WARNING! DOM element cannot be extracted as an element so just send its innerHTML or another attribute. Only JSON-compatible data types can be extracted (string, number, boolean, null, and arrays/objects of these types), no circular references.

1. ManifestV3 in modern Chrome 95 or newer

This is the entire code in your extension popup/background script:

async function getPageVar(name, tabId) {
  const [{result}] = await chrome.scripting.executeScript({
    func: name => window[name],
    args: [name],
    target: {
      tabId: tabId ??
        (await chrome.tabs.query({active: true, currentWindow: true}))[0].id
    },
    world: 'MAIN',
  });
  return result;
}

Usage:

(async () => {
  const v = await getPageVar('foo');
  console.log(v);
})();

See also how to open correct devtools console.

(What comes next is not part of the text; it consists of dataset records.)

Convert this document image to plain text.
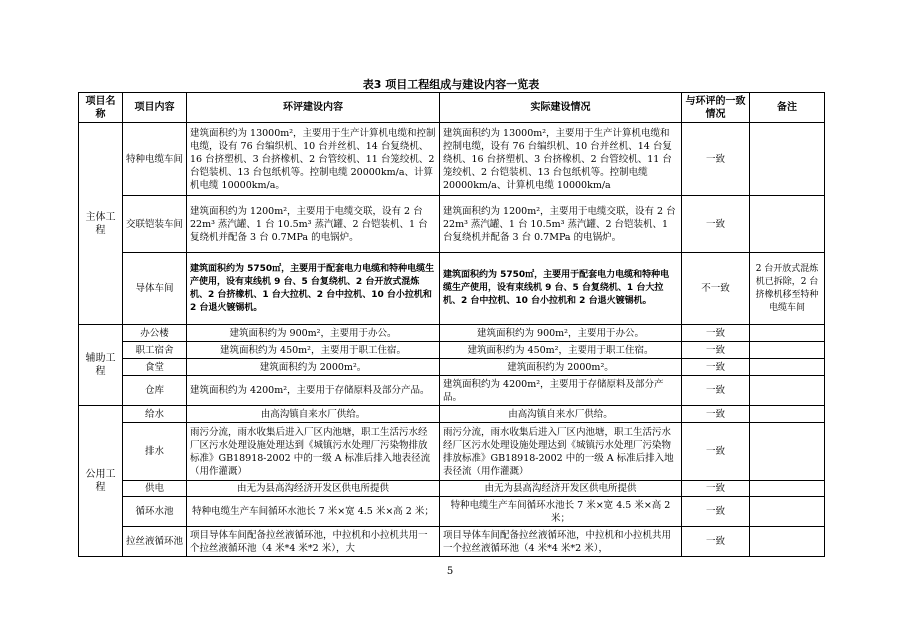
表3 项目工程组成与建设内容一览表
项目名称	项目内容	环评建设内容	实际建设情况	与环评的一致情况	备注
主体工程	特种电缆车间	建筑面积约为 13000m²，主要用于生产计算机电缆和控制电缆，设有 76 台编织机、10 台并丝机、14 台复绕机、16 台挤塑机、3 台挤橡机、2 台管绞机、11 台笼绞机、2 台铠装机、13 台包纸机等。控制电缆 20000km/a、计算机电缆 10000km/a。	建筑面积约为 13000m²，主要用于生产计算机电缆和控制电缆，设有 76 台编织机、10 台并丝机、14 台复绕机、16 台挤塑机、3 台挤橡机、2 台管绞机、11 台笼绞机、2 台铠装机、13 台包纸机等。控制电缆 20000km/a、计算机电缆 10000km/a	一致	
	交联铠装车间	建筑面积约为 1200m²，主要用于电缆交联，设有 2 台 22m³ 蒸汽罐、1 台 10.5m³ 蒸汽罐、2 台铠装机、1 台复绕机并配备 3 台 0.7MPa 的电锅炉。	建筑面积约为 1200m²，主要用于电缆交联，设有 2 台 22m³ 蒸汽罐、1 台 10.5m³ 蒸汽罐、2 台铠装机、1 台复绕机并配备 3 台 0.7MPa 的电锅炉。	一致	
	导体车间	建筑面积约为 5750㎡，主要用于配套电力电缆和特种电缆生产使用，设有束线机 9 台、5 台复绕机、2 台开放式混炼机、2 台挤橡机、1 台大拉机、2 台中拉机、10 台小拉机和 2 台退火镀锡机。	建筑面积约为 5750㎡，主要用于配套电力电缆和特种电缆生产使用，设有束线机 9 台、5 台复绕机、1 台大拉机、2 台中拉机、10 台小拉机和 2 台退火镀锡机。	不一致	2 台开放式混炼机已拆除，2 台挤橡机移至特种电缆车间
辅助工程	办公楼	建筑面积约为 900m²，主要用于办公。	建筑面积约为 900m²，主要用于办公。	一致	
	职工宿舍	建筑面积约为 450m²，主要用于职工住宿。	建筑面积约为 450m²，主要用于职工住宿。	一致	
	食堂	建筑面积约为 2000m²。	建筑面积约为 2000m²。	一致	
	仓库	建筑面积约为 4200m²，主要用于存储原料及部分产品。	建筑面积约为 4200m²，主要用于存储原料及部分产品。	一致	
公用工程	给水	由高沟镇自来水厂供给。	由高沟镇自来水厂供给。	一致	
	排水	雨污分流，雨水收集后进入厂区内池塘，职工生活污水经厂区污水处理设施处理达到《城镇污水处理厂污染物排放标准》GB18918-2002 中的一级 A 标准后排入地表径流（用作灌溉）	雨污分流，雨水收集后进入厂区内池塘，职工生活污水经厂区污水处理设施处理达到《城镇污水处理厂污染物排放标准》GB18918-2002 中的一级 A 标准后排入地表径流（用作灌溉）	一致	
	供电	由无为县高沟经济开发区供电所提供	由无为县高沟经济开发区供电所提供	一致	
	循环水池	特种电缆生产车间循环水池长 7 米×宽 4.5 米×高 2 米；	特种电缆生产车间循环水池长 7 米×宽 4.5 米×高 2 米；	一致	
	拉丝液循环池	项目导体车间配备拉丝液循环池，中拉机和小拉机共用一个拉丝液循环池（4 米*4 米*2 米），大	项目导体车间配备拉丝液循环池，中拉机和小拉机共用一个拉丝液循环池（4 米*4 米*2 米），	一致	
5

2. ManifestV3 in old Chrome and ManifestV2

We'll extract the variable and send it into the content script via DOM messaging. Then the content script can relay the message to the extension script in iframe or popup/background pages.

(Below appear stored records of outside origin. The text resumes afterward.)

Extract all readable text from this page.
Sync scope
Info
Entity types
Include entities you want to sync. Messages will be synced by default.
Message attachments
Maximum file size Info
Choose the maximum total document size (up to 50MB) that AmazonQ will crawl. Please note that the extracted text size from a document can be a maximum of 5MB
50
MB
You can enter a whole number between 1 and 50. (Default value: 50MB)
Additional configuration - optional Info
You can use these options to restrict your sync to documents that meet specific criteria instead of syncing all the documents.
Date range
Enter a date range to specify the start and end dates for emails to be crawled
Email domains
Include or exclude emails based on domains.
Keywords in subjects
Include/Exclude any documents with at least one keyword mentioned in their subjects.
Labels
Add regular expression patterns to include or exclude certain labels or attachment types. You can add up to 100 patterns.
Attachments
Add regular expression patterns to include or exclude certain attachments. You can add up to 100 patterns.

  • ManifestV3 for Chrome 94 or older needs two separate files

    content script:

    const evtToPage = chrome.runtime.id;
    const evtFromPage = chrome.runtime.id + '-response';
    
    chrome.runtime.onMessage.addListener((msg, sender, sendResponse) => {
      if (msg === 'getConfig') {
        // DOM messaging is synchronous so we don't need `return true` in onMessage
        addEventListener(evtFromPage, e => {
          sendResponse(JSON.parse(e.detail));
        }, {once: true});
        dispatchEvent(new Event(evtToPage));
      }
    });
    
    // Run the script in page context and pass event names
    const script = document.createElement('script');
    script.src = chrome.runtime.getURL('page-context.js');
    script.dataset.args = JSON.stringify({evtToPage, evtFromPage});
    document.documentElement.appendChild(script);
    

    page-context.js should be exposed in manifest.json's web_accessible_resources, example.

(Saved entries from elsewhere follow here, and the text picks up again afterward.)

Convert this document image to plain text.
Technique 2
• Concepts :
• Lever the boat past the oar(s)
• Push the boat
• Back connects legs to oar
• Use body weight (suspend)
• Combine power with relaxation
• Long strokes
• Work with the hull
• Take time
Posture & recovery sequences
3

    // This script runs in page context and registers a listener.
    // Note that the page may override/hook things like addEventListener... 
    (() => {
      const el = document.currentScript;
      const {evtToPage, evtFromPage} = JSON.parse(el.dataset.args);
      el.remove();
      addEventListener(evtToPage, () => {
        dispatchEvent(new CustomEvent(evtFromPage, {
          // stringifying strips nontranferable things like functions or DOM elements
          detail: JSON.stringify(window.config),
        }));
      });
    })();
    
  • ManifestV2 content script:

    const evtToPage = chrome.runtime.id;
    const evtFromPage = chrome.runtime.id + '-response';
    
    // this creates a script element with the function's code and passes event names
    const script = document.createElement('script');
    script.textContent = `(${inPageContext})("${evtToPage}", "${evtFromPage}")`;
    document.documentElement.appendChild(script);
    script.remove();
    
    // this function runs in page context and registers a listener
    function inPageContext(listenTo, respondWith) {
      addEventListener(listenTo, () => {
        dispatchEvent(new CustomEvent(respondWith, {
          detail: window.config,
        }));
      });
    }
    
    chrome.runtime.onMessage.addListener((msg, sender, sendResponse) => {
      if (msg === 'getConfig') {
        // DOM messaging is synchronous so we don't need `return true` in onMessage
        addEventListener(evtFromPage, e => sendResponse(e.detail), {once: true});
        dispatchEvent(new Event(evtToPage));
      }
    });
    
  • usage example for extension iframe script in the same tab:

    function handler() {
      chrome.tabs.getCurrent(tab => {
        chrome.tabs.sendMessage(tab.id, 'getConfig', config => {
          console.log(config);
          // do something with config
        });
      });  
    }
    
  • usage example for popup script or background script:

    function handler() {
      chrome.tabs.query({active: true, currentWindow: true}, tabs => {
        chrome.tabs.sendMessage(tabs[0].id, 'getConfig', config => {
          console.log(config);
          // do something with config
        });
      });  
    }
    

So, basically:

  1. the iframe script gets its own tab id (or the popup/background script gets the active tab id) and sends a message to the content script
  2. the content script sends a DOM message to a previously inserted page script
  3. the page script listens to that DOM message and sends another DOM message back to the content script
  4. the content script sends it in a response back to the extension script.